How Soon Can Your Newborn Baby Go Out in Public?


The rules regarding how long you should wait to take a newborn baby out in public vary greatly. There is no one set of one size fits all rules that apply to this situation. In fact, the rules are different from every doctor for every parent. Some doctors recommend that you wait, some see no issue why you should wait and others have other opinions. For the most part, it’s the fear new parents have. They’re afraid to take a new baby out in public. They’re afraid the baby will catch something from someone and end up sick, maybe they’re even afraid to go out with a new baby at all and would prefer to stay home but need a doctor to tell them to do this so they don’t feel guilty for their decisions; I don’t know. All I know is that with 9-month-old twins who spent almost a week in the neonatal nursery, we were permitted to take our babies out anytime we wanted (like we had a choice with two older kids in school and the need to leave the house). If you are worried about this, however, we do have some advice for you.

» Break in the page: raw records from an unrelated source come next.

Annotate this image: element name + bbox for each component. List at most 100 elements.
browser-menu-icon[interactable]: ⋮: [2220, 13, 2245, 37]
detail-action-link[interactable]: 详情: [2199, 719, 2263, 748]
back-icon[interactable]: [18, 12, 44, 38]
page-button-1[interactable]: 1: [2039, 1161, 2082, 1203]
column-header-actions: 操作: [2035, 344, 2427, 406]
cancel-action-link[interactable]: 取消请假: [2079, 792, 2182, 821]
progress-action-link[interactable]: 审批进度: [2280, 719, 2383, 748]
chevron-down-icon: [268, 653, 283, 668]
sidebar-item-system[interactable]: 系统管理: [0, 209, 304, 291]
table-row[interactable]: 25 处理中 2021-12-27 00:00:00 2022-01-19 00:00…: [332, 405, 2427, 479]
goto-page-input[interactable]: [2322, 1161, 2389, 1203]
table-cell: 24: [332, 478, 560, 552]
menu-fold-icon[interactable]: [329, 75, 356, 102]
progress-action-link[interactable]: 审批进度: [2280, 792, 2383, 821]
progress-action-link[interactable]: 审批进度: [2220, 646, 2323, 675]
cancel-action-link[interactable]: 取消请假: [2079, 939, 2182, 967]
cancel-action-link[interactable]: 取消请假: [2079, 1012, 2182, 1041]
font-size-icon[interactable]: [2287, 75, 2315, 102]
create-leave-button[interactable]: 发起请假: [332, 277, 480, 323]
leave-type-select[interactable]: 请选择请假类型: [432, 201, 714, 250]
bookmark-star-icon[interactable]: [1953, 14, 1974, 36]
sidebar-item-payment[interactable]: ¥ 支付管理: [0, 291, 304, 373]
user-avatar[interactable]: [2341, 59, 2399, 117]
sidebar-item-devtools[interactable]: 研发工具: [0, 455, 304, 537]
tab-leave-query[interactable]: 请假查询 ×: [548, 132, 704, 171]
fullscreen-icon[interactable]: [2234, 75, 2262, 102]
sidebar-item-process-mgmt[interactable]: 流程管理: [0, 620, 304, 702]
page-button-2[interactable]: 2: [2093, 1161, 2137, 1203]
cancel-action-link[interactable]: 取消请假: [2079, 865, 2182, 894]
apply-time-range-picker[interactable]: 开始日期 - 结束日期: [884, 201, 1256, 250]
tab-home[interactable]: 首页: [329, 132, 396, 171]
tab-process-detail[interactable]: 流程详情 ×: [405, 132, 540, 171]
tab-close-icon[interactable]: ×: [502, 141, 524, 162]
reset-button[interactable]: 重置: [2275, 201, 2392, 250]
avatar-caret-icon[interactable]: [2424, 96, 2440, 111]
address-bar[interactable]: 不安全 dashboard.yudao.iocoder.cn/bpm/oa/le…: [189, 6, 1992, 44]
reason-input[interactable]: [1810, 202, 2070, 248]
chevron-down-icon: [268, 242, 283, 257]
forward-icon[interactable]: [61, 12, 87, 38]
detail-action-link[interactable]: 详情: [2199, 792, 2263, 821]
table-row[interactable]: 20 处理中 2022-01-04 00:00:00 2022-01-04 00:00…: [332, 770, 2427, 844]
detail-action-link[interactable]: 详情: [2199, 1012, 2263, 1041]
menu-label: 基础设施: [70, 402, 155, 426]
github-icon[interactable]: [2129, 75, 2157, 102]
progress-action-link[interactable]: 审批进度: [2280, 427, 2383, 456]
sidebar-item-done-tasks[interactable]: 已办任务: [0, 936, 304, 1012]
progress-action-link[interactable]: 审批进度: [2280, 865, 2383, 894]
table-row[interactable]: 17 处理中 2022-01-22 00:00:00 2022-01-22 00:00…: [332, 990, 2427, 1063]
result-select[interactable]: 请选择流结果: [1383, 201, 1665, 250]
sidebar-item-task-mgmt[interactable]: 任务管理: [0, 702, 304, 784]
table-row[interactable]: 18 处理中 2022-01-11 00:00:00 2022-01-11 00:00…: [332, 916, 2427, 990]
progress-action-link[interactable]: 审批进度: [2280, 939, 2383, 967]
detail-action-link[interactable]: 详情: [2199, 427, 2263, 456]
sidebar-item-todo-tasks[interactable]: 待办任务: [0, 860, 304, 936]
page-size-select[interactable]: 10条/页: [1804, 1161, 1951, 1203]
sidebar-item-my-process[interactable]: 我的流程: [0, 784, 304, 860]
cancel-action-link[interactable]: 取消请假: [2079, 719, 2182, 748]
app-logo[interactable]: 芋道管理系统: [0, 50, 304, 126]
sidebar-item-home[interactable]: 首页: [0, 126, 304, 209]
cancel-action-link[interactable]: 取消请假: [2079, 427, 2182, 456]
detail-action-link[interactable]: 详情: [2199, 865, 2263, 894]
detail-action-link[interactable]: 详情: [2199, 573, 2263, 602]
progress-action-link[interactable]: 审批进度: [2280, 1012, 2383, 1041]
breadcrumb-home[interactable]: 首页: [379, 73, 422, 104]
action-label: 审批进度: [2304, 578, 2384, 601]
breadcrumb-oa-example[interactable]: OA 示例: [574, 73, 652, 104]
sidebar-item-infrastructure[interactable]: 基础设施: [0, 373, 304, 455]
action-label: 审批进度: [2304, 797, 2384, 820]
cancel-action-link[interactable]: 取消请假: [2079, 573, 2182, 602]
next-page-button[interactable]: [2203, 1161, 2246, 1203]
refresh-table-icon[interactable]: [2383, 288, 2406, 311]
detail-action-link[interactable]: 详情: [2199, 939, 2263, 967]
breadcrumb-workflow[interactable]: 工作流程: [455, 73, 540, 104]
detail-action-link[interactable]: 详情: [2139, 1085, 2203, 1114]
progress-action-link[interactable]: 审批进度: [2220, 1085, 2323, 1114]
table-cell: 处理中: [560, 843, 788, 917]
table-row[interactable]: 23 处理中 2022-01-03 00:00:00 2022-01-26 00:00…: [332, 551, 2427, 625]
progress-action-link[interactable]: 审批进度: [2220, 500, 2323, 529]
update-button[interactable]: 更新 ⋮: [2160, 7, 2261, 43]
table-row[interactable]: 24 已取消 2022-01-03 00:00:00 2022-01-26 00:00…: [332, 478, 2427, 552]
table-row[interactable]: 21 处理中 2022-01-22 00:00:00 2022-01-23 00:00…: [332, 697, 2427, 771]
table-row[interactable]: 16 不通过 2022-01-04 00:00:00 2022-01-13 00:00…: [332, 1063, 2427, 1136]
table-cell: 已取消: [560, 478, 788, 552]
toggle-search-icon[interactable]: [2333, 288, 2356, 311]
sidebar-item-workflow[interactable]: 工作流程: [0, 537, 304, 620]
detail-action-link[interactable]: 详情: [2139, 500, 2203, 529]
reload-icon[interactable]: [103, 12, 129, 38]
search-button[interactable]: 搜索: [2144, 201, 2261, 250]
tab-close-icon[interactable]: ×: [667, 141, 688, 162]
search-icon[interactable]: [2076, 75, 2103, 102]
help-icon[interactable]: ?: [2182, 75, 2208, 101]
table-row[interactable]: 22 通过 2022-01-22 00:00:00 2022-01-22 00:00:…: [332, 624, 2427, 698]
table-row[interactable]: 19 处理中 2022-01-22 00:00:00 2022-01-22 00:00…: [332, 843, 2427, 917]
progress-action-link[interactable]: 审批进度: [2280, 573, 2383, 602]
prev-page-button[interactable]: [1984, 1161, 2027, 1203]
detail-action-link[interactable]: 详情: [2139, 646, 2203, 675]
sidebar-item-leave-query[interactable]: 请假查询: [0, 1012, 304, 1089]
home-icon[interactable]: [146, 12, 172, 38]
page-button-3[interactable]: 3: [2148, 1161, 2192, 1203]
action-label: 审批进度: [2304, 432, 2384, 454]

Talk to Your Child’s Doctor

If you are concerned, ask the doctor what to do. He or she might tell you to stay home or to do what you want. According to, the decision is really based on several factors, but that your doctor will likely tell you it’s okay to go out.

Your Baby Has Medical Conditions

There are some instances in which babies might have some medical concerns and your doctor will advise you not to take the baby out in public for so many days or weeks. Perhaps it’s excessively cold or your baby had a slight infection. Maybe your baby was a micropreemie and your doctor would rather you are careful; this is why we talk to our doctors.

Avoid Really Public Places

There is – usually – no reason you can’t take your baby out right away (we’ve successfully done it with four of them). However, if you do want to avoid people poking and prodding and passing on their germs, get out for a walk or go to the park. Avoid restaurants, malls and probably church where people are more likely to stop you and get too close for your own comfort for a few weeks until you are more comfortable.